What's more, the Mexican military, the main force in the government's fight, is increasingly accused of human rights abuses.

What are signs of success and possible ways of quelling the violence in the year ahead?

It has been an incredibly successful year for Calderón in terms of main drug traffickers taken out of business – either killed in gunfire or arrested. Those arrested include “La Barbie,” Eduardo Teodoro García Simental (“El Teo”) of the Tijuana Cartel, and Sergio Enrique Villareal Barragán (“El Grande”) of the Beltran Leyva Organization. Those killed include Antonio Ezequiel Cárdenas Guillén (“Tony Tormenta”) from the Gulf Cartel, Nazario Moreno González (“El Chayo”) of La Familia, and Ignacio Coronel Villareal (“Nacho Coronel”) of the Sinaloa group.

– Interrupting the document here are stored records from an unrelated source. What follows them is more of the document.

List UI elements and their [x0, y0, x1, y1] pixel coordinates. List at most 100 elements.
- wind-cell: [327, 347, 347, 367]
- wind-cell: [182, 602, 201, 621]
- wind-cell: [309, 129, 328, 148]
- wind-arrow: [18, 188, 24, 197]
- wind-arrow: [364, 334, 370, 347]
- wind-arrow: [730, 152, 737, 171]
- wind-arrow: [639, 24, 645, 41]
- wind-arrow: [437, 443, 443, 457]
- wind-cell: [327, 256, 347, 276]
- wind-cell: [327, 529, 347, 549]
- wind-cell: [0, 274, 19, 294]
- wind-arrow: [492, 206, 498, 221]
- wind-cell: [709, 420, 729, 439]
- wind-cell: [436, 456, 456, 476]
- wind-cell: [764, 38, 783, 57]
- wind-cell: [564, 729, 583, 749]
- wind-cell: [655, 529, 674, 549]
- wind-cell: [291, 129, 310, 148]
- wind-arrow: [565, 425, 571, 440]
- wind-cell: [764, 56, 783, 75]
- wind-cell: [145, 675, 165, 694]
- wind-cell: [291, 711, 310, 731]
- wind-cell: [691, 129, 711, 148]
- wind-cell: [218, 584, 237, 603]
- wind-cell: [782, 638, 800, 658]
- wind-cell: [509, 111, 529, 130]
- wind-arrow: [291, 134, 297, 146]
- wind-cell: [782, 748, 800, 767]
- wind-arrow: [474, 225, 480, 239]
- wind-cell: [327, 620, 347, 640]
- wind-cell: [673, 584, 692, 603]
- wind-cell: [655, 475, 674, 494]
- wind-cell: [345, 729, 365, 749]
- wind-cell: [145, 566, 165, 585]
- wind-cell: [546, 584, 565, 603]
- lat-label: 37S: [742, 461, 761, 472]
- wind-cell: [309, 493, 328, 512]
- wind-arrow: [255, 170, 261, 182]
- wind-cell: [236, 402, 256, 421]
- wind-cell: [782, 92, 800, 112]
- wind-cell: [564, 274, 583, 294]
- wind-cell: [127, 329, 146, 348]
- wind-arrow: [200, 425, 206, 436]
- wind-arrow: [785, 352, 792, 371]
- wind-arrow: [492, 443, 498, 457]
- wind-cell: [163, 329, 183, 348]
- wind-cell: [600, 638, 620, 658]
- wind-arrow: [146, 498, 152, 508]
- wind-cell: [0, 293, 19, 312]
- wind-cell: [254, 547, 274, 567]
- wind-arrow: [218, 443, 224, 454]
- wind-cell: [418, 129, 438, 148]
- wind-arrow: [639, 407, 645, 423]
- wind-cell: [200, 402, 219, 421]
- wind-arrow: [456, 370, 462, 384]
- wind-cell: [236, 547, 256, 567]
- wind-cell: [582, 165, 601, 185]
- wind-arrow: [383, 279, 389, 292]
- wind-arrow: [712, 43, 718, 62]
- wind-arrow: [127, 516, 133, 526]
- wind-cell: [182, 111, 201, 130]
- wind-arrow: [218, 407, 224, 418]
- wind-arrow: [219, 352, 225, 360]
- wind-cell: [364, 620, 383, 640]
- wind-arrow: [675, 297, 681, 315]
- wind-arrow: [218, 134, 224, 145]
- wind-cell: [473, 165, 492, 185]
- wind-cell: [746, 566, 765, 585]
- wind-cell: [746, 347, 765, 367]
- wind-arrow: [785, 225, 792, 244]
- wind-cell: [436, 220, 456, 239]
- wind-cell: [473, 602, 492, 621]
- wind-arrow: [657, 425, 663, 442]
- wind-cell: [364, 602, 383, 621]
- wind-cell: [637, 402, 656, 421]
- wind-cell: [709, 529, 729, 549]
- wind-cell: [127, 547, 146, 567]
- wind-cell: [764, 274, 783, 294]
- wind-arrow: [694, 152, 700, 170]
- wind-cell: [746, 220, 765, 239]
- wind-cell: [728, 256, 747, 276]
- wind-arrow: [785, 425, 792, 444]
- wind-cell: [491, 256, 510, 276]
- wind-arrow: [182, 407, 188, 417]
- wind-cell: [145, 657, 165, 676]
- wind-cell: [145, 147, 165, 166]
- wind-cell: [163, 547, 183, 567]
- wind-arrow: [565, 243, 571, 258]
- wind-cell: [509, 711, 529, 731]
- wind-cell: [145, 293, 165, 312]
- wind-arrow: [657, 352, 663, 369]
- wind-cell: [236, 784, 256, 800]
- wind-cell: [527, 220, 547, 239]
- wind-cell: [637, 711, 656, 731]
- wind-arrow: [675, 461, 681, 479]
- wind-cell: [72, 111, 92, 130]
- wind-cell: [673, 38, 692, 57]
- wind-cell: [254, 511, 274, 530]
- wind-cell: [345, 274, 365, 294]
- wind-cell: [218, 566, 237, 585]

Overall, the government reported that it made more than 27,000 arrests related to the drug war in 2010. It also said it freed 1,184 victims of kidnappings last year. It has confiscated 2,172 tons of marijuana and 12.6 tons of methamphetamines. The most dramatic seizure, the largest confiscation of marijuana in a single operation, included 148 tons in Tijuana in October.

Calderón has attempted to end some of his reliance on the military, including handing over power to the federal police in places like Juárez. He is also pushing for a unified police command that puts local forces into the hands of each state. A primary goal is to continue replacing local police, largely seen as corrupt entities, with a new corps of well-trained and better compensated officers who can resist lucrative bribes and the drug organizations' powerful sway.

Mr. Poire, the federal security spokesman, said Wednesday the rate of killings began to decline in the last quarter of the year. At the same time, however, Calderón noted yesterday that "I do not rule out that it could go back up, but ... I think it is important."